POETS: Uncertainty-Aware LLM Optimization via Compute-Efficient Policy Ensembles
Researchers introduce POETS, a novel framework that optimizes large language models through compute-efficient policy ensembles while quantifying uncertainty. By leveraging KL-regularized Thompson sampling and shared backbone architectures with independent LoRA branches, POETS achieves superior sample efficiency in scientific discovery tasks while reducing computational overhead compared to traditional ensemble methods.
POETS represents a meaningful advancement in the intersection of reinforcement learning and large language model optimization, addressing a fundamental challenge in sequential decision-making: balancing exploration with exploitation under computational constraints. The framework elegantly sidesteps the computationally expensive nested process of training separate uncertainty-aware reward models and policies by directly training policy ensembles to encode epistemic uncertainty through KL-regularized objectives. This architectural innovation holds practical significance because ensemble methods, while theoretically powerful, typically demand prohibitive computational resources when applied to LLMs.
The technical contribution stems from a key insight: policies trained with KL regularization implicitly encode underlying reward functions. By matching these implicitly encoded functions against bootstrapped online data, POETS achieves theoretical guarantees—specifically cumulative regret bounds of O(√Tγ_T)—without sacrificing computational efficiency. The use of shared pre-trained backbones with independent Low-Rank Adaptation branches enables meaningful ensemble diversity while maintaining memory efficiency.
Empirical validation across protein search and quantum circuit design demonstrates state-of-the-art sample efficiency, suggesting practical applications in domains where data acquisition proves expensive. The framework's particular strength in off-policy and small dataset regimes indicates utility for real-world scenarios where collecting large training corpora remains infeasible. For AI researchers and practitioners building optimization systems, POETS provides a computationally tractable path toward uncertainty-aware decision-making at scale. The work bridges academic theory and practical implementation, offering both theoretical rigor and empirical validation that positions it as a methodologically sound contribution to the field.

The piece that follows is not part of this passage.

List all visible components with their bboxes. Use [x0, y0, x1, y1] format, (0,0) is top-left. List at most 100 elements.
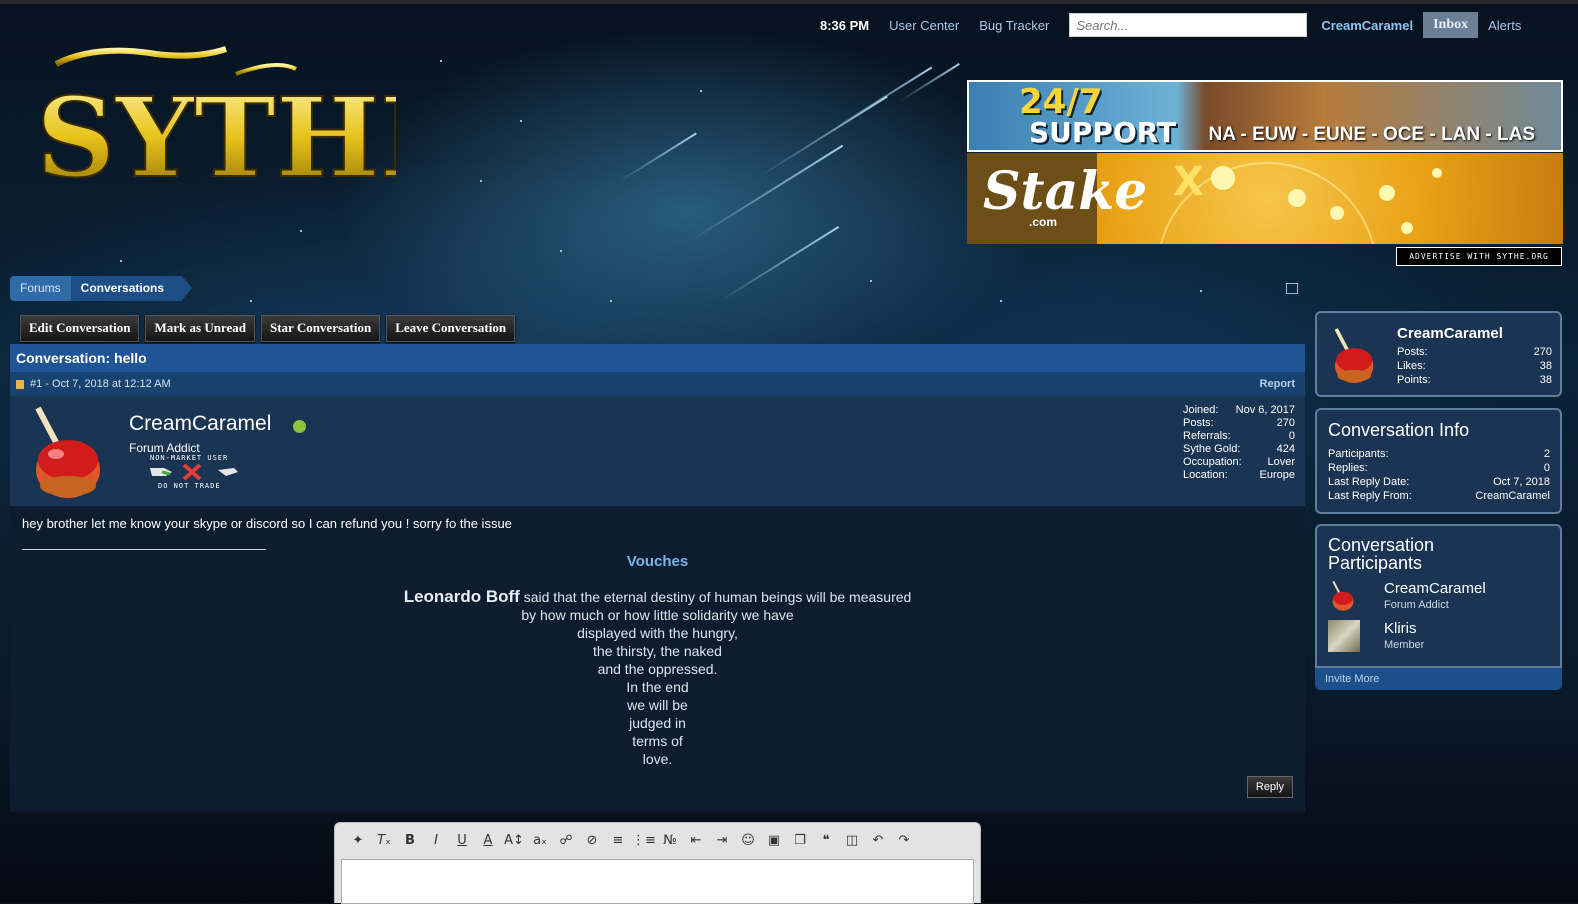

- →POETS achieves uncertainty quantification in LLM optimization without expensive nested training loops through implicit reward function encoding.
- →The framework uses shared backbone architectures with independent LoRA branches to enable efficient ensemble methods on large language models.
- →Theoretical analysis proves POETS conducts KL-regularized Thompson sampling with strong cumulative regret bounds of O(√Tγ_T).
- →Empirical results demonstrate state-of-the-art sample efficiency in scientific discovery domains including protein search and quantum circuit design.
- →The approach shows particular robustness in off-policy settings and small dataset regimes, relevant to real-world deployment constraints.